Ее высокая соседка, в темных очках, молча и вежливо улыбалась.
— Недаром говорят, — хотела вступить в разговор цыганского вида женщина со стороны, — им, мужикам, хоть кляп в рот, так они через глаза налижутся.
Женщина протиснулась к собеседницам, понимающе поцокала.
Но даже эта общительная старушка не повернула к ней из очереди головы — как к чужой.
— Вон в Узбекистане, — заговорил бас с хвоста. — Председатель колхоза… чего только у него не обнаружили: и золото, и бабы…
— Не говорите!.. Пораспускали!.. Советская власть не дошла еще туда! — волной от него прокатилось по всей цепочке до окошечка. — Овец отары — не знают чьи, не признаются…
Очередь, вероятно, не могла обходиться без будоражащего разговора. Ей словно постоянно нужно было поддерживать свой тонус.
— И у нас не лучше, — попыталась еще раз приладиться к волне все та же цыганского вида женщина со стороны. — Вон директор компрессорного… Да и вообще, как ни раскроешь газету — так про какого-нибудь директора!
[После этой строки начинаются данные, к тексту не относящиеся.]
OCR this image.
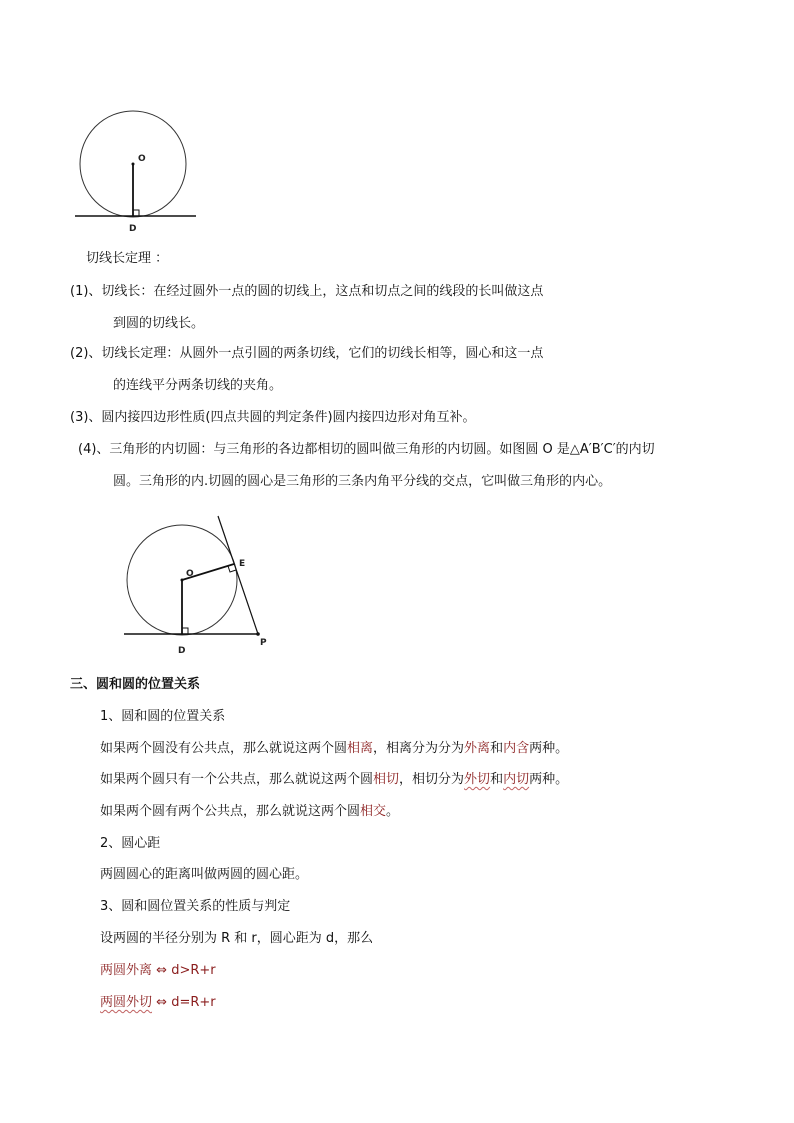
O
D
切线长定理 ：
(1)、切线长：在经过圆外一点的圆的切线上，这点和切点之间的线段的长叫做这点
到圆的切线长。
(2)、切线长定理：从圆外一点引圆的两条切线，它们的切线长相等，圆心和这一点
的连线平分两条切线的夹角。
(3)、圆内接四边形性质(四点共圆的判定条件)圆内接四边形对角互补。
(4)、三角形的内切圆：与三角形的各边都相切的圆叫做三角形的内切圆。如图圆 O 是△A′B′C′的内切
圆。三角形的内.切圆的圆心是三角形的三条内角平分线的交点，它叫做三角形的内心。
O
E
D
P
三、圆和圆的位置关系
1、圆和圆的位置关系
如果两个圆没有公共点，那么就说这两个圆相离，相离分为分为外离和内含两种。
如果两个圆只有一个公共点，那么就说这两个圆相切，相切分为外切和内切两种。
如果两个圆有两个公共点，那么就说这两个圆相交。
2、圆心距
两圆圆心的距离叫做两圆的圆心距。
3、圆和圆位置关系的性质与判定
设两圆的半径分别为 R 和 r，圆心距为 d，那么
两圆外离 ⇔ d>R+r
两圆外切 ⇔ d=R+r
Сажать их всех надо, что ли?
— Ну уж прямо так и всех! — заспорил с ней даже неочередной мужчина с солидным пузцом — возможно какой-нибудь начальник. — У нас вон работягу с целой коробкой передач поймали. И что же: сажать теперь всех работяг? Пойдем теперь один на одного?
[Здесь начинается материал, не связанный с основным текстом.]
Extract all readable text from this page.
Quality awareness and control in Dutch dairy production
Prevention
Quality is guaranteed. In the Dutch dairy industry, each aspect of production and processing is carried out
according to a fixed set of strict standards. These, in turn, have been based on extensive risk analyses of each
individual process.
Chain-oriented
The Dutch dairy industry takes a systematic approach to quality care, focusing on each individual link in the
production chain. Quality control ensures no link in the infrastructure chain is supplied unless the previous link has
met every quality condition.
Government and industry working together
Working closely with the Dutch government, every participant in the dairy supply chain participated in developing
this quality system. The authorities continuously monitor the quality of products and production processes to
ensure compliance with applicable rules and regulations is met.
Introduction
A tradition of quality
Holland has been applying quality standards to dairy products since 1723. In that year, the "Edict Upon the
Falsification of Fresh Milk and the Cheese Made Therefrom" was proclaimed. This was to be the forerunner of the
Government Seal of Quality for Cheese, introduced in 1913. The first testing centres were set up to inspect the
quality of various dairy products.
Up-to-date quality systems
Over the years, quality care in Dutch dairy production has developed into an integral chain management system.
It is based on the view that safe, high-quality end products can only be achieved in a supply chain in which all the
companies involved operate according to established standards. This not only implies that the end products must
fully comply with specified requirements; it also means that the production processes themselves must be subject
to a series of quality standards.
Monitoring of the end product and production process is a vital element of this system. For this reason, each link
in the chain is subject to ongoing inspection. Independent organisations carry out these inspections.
Очередники смолкли, покосились на окружение.
— То ли дело мы, — вполголоса, явно в расчете только на своих, пошутил красавец парень у окошечка. — Стоим вот тут один за другим — и все равны, как на кладбище: начальники и подчиненные, мужчины и женщины… Все единоликие и единосущие…
Андрея всегда коробило, когда Галина за ужином вдруг начинала выкладывать ему про озверевшего мужчину, который жену свою зарубил, а мешок с ней к остановке такси вынес, то про председателя горисполкома, которого теперь, из-за аварии на каком-то доме, непременно должны были снять, то про ожидаемое повышение цен на сахар.
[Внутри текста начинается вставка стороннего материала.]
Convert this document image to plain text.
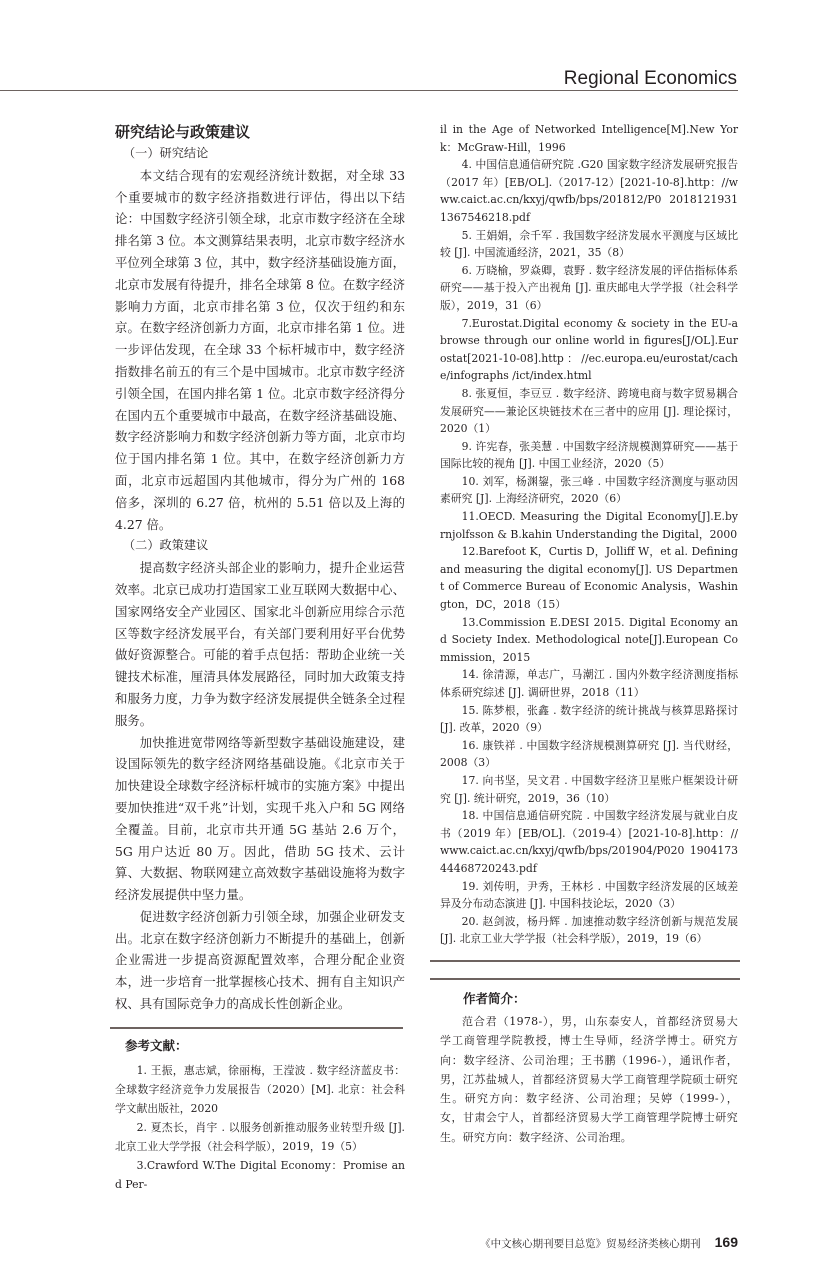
Regional Economics
研究结论与政策建议
（一）研究结论

本文结合现有的宏观经济统计数据，对全球 33 个重要城市的数字经济指数进行评估，得出以下结论：中国数字经济引领全球，北京市数字经济在全球排名第 3 位。本文测算结果表明，北京市数字经济水平位列全球第 3 位，其中，数字经济基础设施方面，北京市发展有待提升，排名全球第 8 位。在数字经济影响力方面，北京市排名第 3 位，仅次于纽约和东京。在数字经济创新力方面，北京市排名第 1 位。进一步评估发现，在全球 33 个标杆城市中，数字经济指数排名前五的有三个是中国城市。北京市数字经济引领全国，在国内排名第 1 位。北京市数字经济得分在国内五个重要城市中最高，在数字经济基础设施、数字经济影响力和数字经济创新力等方面，北京市均位于国内排名第 1 位。其中，在数字经济创新力方面，北京市远超国内其他城市，得分为广州的 168 倍多，深圳的 6.27 倍，杭州的 5.51 倍以及上海的 4.27 倍。

（二）政策建议

提高数字经济头部企业的影响力，提升企业运营效率。北京已成功打造国家工业互联网大数据中心、国家网络安全产业园区、国家北斗创新应用综合示范区等数字经济发展平台，有关部门要利用好平台优势做好资源整合。可能的着手点包括：帮助企业统一关键技术标准，厘清具体发展路径，同时加大政策支持和服务力度，力争为数字经济发展提供全链条全过程服务。

加快推进宽带网络等新型数字基础设施建设，建设国际领先的数字经济网络基础设施。《北京市关于加快建设全球数字经济标杆城市的实施方案》中提出要加快推进“双千兆”计划，实现千兆入户和 5G 网络全覆盖。目前，北京市共开通 5G 基站 2.6 万个，5G 用户达近 80 万。因此，借助 5G 技术、云计算、大数据、物联网建立高效数字基础设施将为数字经济发展提供中坚力量。

促进数字经济创新力引领全球，加强企业研发支出。北京在数字经济创新力不断提升的基础上，创新企业需进一步提高资源配置效率，合理分配企业资本，进一步培育一批掌握核心技术、拥有自主知识产权、具有国际竞争力的高成长性创新企业。

参考文献：

1. 王振，惠志斌，徐丽梅，王滢波 . 数字经济蓝皮书：全球数字经济竞争力发展报告（2020）[M]. 北京：社会科学文献出版社，2020

2. 夏杰长，肖宇 . 以服务创新推动服务业转型升级 [J]. 北京工业大学学报（社会科学版），2019，19（5）

3.Crawford W.The Digital Economy：Promise and Per-

il in the Age of Networked Intelligence[M].New York：McGraw-Hill，1996

4. 中国信息通信研究院 .G20 国家数字经济发展研究报告（2017 年）[EB/OL].（2017-12）[2021-10-8].http：//www.caict.ac.cn/kxyj/qwfb/bps/201812/P0 20181219311367546218.pdf

5. 王娟娟，佘千军 . 我国数字经济发展水平测度与区域比较 [J]. 中国流通经济，2021，35（8）

6. 万晓榆，罗焱卿，袁野 . 数字经济发展的评估指标体系研究——基于投入产出视角 [J]. 重庆邮电大学学报（社会科学版），2019，31（6）

7.Eurostat.Digital economy & society in the EU-a browse through our online world in figures[J/OL].Eurostat[2021-10-08].http：//ec.europa.eu/eurostat/cache/infographs /ict/index.html

8. 张夏恒，李豆豆 . 数字经济、跨境电商与数字贸易耦合发展研究——兼论区块链技术在三者中的应用 [J]. 理论探讨，2020（1）

9. 许宪春，张美慧 . 中国数字经济规模测算研究——基于国际比较的视角 [J]. 中国工业经济，2020（5）

10. 刘军，杨渊鋆，张三峰 . 中国数字经济测度与驱动因素研究 [J]. 上海经济研究，2020（6）

11.OECD. Measuring the Digital Economy[J].E.byrnjolfsson & B.kahin Understanding the Digital，2000

12.Barefoot K，Curtis D，Jolliff W，et al. Defining and measuring the digital economy[J]. US Department of Commerce Bureau of Economic Analysis，Washington，DC，2018（15）

13.Commission E.DESI 2015. Digital Economy and Society Index. Methodological note[J].European Commission，2015

14. 徐清源，单志广，马潮江 . 国内外数字经济测度指标体系研究综述 [J]. 调研世界，2018（11）

15. 陈梦根，张鑫 . 数字经济的统计挑战与核算思路探讨 [J]. 改革，2020（9）

16. 康铁祥 . 中国数字经济规模测算研究 [J]. 当代财经，2008（3）

17. 向书坚，吴文君 . 中国数字经济卫星账户框架设计研究 [J]. 统计研究，2019，36（10）

18. 中国信息通信研究院 . 中国数字经济发展与就业白皮书（2019 年）[EB/OL].（2019-4）[2021-10-8].http：//www.caict.ac.cn/kxyj/qwfb/bps/201904/P020 190417344468720243.pdf

19. 刘传明，尹秀，王林杉 . 中国数字经济发展的区域差异及分布动态演进 [J]. 中国科技论坛，2020（3）

20. 赵剑波，杨丹辉 . 加速推动数字经济创新与规范发展 [J]. 北京工业大学学报（社会科学版），2019，19（6）

作者简介：

范合君（1978-），男，山东泰安人，首都经济贸易大学工商管理学院教授，博士生导师，经济学博士。研究方向：数字经济、公司治理；王书鹏（1996-），通讯作者，男，江苏盐城人，首都经济贸易大学工商管理学院硕士研究生。研究方向：数字经济、公司治理；吴婷（1999-），女，甘肃会宁人，首都经济贸易大学工商管理学院博士研究生。研究方向：数字经济、公司治理。

《中文核心期刊要目总览》贸易经济类核心期刊 169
— Ты бы лучше газету читала, — морщился он. — А то набираешься всяких сплетен!
— Да эти сплетни, — оскорблялась Галина, — если хочешь знать, достовернее того, что ты в передовицах навычитываешь…
А сейчас даже он, точно пропитавшись общим духом, неожиданно для себя, стал вслух ругать аэровокзальное начальство:
— Ну не продохнуть, — хоть ни к кому вроде бы конкретно и не обратился он. — Пишут о заботе, о внимании… Неужели они не догадаются окна открыть?.. Или вентиляцию какую сделать, а?..
— Правда что, — тут же поддакнула девушка за его спиной. — Сто потов сойдет, пока тут…
Она, отвернувшись от него и смущенно оттянув лиф платья, подула себе на грудь. Других, сторонних, девушка как бы не стеснялась, не видела.
Андрей, поймав себя на этой общности, поразился:
«А если бы я так каждый день, а?! Что бы тогда со мной было?..»
За окошечком, наконец, появилась и основательно устроилась на стуле кассирша — яркая, свежая, с богатыми перстнями на ухоженных руках. Странно, но то, что она была такая красивая и с такими перстнями, казалось Андрею естественным и непременным: там, по другую сторону барьера, находился словно другой, недоступный для него мир, и зарплаты там словно получали несоизмеримо другие. Он, конечно же, ничего такого не думал — просто так запечатлелась эта кассирша в его душе. И даже смотрела кассирша как-то по-особенному: она точно видела всех сразу, а не по отдельности, — совсем как всевластный кумир.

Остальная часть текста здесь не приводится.